Für Gerhard Schick ist ein Betriebsrat in erster Linie eine Chance, weniger ein Risiko und schon gar kein vorprogrammierter Untergang. Martin Huhn hält einen Betriebsrat für unabdingbar, wenn die Gesellschaft nicht sämtliche sozialen Bindungen in Frage stellen will. Nicht weniger als die grundgesetzlich verankerte "Würde des Menschen" stünde auf dem Spiel, wenn man den Arbeitnehmern den durch einen Betriebsrat abzusichernden Schutzraum entziehen würde. Uwe Terhorst erinnerte an die Sozialreformer und Sozialpolitiker Ketteler und Kolping. Ohne solche wichtigen Wegbereiter wäre "soziale Verantwortung" in der Marktwirtschaft wohl ein Fremdwort geblieben. Der Betriebsrat muss sich allerdings wie alle demokratischen Organisationen in Frage stellen lassen, so Schick. Genau das tut er auch, wenn er sich alle vier Jahre zur Wahl stellt.

Das politische Nachspiel
Rechtsanwalt Michael Eckert erläuterte, warum die FDP per Antrag an den Bundestag die Wahl eines Betriebsrats von der Zustimmung von mind. 25 % aller Arbeitnehmer abhängig machen möchte. Dieser Absicht wurde von den anderen anwesenden Politikern, den Kirchenvertretern und auch von den meisten Gästen heftig widersprochen. Warum sollte ausgerechnet der Installierung eines Betriebsrat eine solche Hürde in den Weg gestellt werden, wo doch andere demokratische Gremien wie z.B. ein Gemeinderat oder ein Stadtrat auch vom Gesetz her einzurichten sind. Unrühmliche Beispiele wie Schlecker, Lidl und McDonald's haben doch bis in die jüngste Vergangenheit gezeigt, wie solche Hürden vom Management missbraucht werden können. Jede zusätzliche Hürde kann dazu führen, dass die Bildung eines Betriebsrats vereitelt wird. Demokratie nur dann, wenn es ausreichend Zustimmung (und mutige Menschen) dafür gibt? Das wäre das Ende der Demokratie.

Schutz und Mibestimmung
Für Claus Wichmann ist die Notwendigkeit eines Betriebsrat nicht nur durch die im BetrVG verankerten Schutzrechte begründet. Der Mehrwert wird von den Arbeitnehmern generiert, also steht ihnen auch das Recht zur Mitbestimmung bei den betrieblichen Entscheidungen zu. Es geht um eine Demokratisierung der Betriebe. Gerade die SAP-Belegschaft sollte dieser Herausforderung gewachsen sein.

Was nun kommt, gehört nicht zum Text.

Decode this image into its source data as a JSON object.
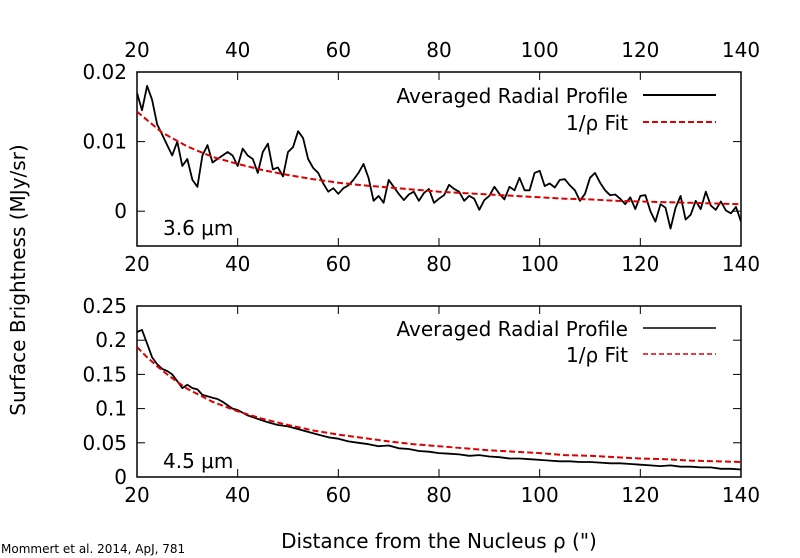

Die rege Diskussion unter Einbeziehung der ca. 70 Anwesenden zeigte, dass die Notwendigkeit eines Betriebsrats nicht in Frage gestellt wird. Prof. Gert Weisskirchen, MdB SPD, richtete einen Appell an Dietmar Hopp, die Betriebsratwahl bei SAP nicht weiter mit "Befürchtungen" oder sonstigen Bekundungen zu beeinflussen. Ein Betriebsrat gefährde nicht die Standortfrage und er sei auch nicht fremdbestimmt. "Ein Betriebsrat sei das Gegengewicht zu all den intransparenten SAP-Maßnahmen der jüngsten Vergangenheit, wie z.B. zunehmende Formalisierung und Bürokratisierung und ganz besonders das fragwürdige Low-Performer-/Improver-Programm" - so ein anderer Diskutant aus dem Zuhörerkreis.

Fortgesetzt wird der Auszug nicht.